La eterna pregunta, a la que nadie, ni persona, ni religión,
ni ciencia, ha conseguido dar jamás respuesta. ¿Qué ocurre cuando mueres?
¿Existe el cielo o el infierno? ¿Se libera el espíritu para volar libre por
otro espacio y otra dimensión? ¿Te reencarnas, según los actos que hayas hecho
en tu vida, en un ente superior o inferior? ¿No ocurre nada, fin y ya está? Clint
Eastwood plasmó su idea en “más allá de la vida”, recreando de paso las teorías
de la doctora canadiense Elizabeth Kubler Ross. Los que hemos sufrido la pérdida
de un ser querido buscamos afanosamente algo a lo que agarrarnos, aunque sea de
una forma “cogida por los hilos”, que demuestre que existe algo más allá, que
no se acaba todo. Nos resulta triste pensar que cuando la persona a la que
amamos se va, se convierte simplemente en polvo.
Al fin y al cabo, nadie sabe lo que ocurre después, porque
nadie ha regresado.

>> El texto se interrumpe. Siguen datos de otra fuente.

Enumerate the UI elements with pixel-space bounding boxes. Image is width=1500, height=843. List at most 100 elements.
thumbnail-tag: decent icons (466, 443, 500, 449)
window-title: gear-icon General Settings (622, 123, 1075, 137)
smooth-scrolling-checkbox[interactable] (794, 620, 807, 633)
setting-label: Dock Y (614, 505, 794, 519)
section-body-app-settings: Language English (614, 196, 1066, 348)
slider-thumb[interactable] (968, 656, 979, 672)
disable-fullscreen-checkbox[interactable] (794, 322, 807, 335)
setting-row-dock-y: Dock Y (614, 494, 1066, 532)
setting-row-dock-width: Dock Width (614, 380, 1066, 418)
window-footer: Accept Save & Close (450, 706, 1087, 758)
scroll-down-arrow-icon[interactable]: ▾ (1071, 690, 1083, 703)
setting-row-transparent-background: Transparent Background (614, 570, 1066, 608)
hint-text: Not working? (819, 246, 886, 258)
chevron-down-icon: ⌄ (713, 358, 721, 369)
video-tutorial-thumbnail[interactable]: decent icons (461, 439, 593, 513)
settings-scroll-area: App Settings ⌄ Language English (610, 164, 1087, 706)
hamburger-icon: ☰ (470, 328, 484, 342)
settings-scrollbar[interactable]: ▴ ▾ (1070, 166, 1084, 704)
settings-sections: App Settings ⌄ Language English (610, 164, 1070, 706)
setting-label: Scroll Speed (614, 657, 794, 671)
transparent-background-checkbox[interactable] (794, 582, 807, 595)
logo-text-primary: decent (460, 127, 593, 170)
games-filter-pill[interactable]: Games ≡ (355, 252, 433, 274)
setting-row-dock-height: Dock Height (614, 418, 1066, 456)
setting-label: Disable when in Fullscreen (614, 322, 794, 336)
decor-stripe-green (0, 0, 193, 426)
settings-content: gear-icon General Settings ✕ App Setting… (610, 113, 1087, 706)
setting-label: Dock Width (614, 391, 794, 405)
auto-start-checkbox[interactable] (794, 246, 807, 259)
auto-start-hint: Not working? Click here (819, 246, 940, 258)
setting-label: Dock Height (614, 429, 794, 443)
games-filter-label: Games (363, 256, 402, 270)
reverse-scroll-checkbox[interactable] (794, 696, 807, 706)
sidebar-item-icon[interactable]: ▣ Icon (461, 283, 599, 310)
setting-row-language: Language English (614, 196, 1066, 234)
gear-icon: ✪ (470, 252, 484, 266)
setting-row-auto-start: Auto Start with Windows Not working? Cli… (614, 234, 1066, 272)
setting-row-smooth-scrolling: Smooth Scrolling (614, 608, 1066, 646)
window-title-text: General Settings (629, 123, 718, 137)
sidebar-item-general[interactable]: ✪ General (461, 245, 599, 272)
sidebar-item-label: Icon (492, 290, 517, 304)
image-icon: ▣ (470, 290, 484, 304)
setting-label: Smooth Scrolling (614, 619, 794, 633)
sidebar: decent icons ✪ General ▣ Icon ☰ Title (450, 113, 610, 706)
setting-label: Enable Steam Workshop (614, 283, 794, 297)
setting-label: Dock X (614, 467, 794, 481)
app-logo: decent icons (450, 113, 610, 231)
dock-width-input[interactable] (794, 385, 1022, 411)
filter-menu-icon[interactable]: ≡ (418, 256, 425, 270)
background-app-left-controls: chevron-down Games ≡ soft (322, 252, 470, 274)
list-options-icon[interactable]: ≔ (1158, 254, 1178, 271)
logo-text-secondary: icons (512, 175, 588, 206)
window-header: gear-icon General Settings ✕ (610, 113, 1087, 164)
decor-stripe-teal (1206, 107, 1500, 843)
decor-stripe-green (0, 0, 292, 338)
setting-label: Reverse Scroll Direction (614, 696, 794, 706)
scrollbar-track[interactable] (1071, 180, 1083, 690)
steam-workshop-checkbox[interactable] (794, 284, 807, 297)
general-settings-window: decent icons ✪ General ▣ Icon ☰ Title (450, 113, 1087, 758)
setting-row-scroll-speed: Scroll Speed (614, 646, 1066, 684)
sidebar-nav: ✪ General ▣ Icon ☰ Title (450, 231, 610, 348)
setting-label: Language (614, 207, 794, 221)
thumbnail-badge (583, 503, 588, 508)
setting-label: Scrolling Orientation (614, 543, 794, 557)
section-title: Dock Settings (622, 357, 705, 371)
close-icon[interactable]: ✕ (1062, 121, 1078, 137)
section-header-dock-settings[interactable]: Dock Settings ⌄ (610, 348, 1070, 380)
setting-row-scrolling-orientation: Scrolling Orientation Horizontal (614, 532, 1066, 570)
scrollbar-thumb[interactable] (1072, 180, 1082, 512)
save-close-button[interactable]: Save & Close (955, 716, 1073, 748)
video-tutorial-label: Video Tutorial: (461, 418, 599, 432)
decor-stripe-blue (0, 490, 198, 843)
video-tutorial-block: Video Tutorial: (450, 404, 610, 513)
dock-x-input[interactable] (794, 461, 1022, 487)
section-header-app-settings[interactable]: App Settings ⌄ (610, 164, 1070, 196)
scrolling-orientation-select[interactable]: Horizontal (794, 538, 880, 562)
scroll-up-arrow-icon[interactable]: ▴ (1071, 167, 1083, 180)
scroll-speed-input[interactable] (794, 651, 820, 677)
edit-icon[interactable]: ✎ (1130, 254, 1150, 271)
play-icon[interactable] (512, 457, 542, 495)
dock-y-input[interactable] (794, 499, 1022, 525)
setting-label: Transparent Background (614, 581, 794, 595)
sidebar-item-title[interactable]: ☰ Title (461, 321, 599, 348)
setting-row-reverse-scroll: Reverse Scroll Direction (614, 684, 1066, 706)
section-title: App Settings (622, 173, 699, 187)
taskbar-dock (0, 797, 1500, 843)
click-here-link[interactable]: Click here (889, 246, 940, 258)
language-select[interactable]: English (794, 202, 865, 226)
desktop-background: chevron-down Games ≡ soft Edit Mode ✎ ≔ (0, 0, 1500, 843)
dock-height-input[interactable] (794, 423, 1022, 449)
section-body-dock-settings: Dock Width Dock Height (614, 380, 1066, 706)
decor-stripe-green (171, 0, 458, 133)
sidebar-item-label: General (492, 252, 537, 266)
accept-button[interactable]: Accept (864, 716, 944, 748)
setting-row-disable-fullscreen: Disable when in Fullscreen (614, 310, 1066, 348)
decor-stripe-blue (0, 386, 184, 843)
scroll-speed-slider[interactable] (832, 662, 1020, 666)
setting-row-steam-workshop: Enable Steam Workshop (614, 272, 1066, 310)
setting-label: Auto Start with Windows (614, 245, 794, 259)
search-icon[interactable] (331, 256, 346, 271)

Hace tiempo mantuve una conversación con alguien que me
dijo “convéncete, no hay nada”. Me sorprendió sobre todo la rotundidad de la
afirmación. Me lo dijo sin fisuras, sin matices, basando su afirmación en su
profunda creencia en lo científico, totalmente desligada de cualquier
influencia religiosa. Creía en eso, y se aferraba a ello con convencimiento.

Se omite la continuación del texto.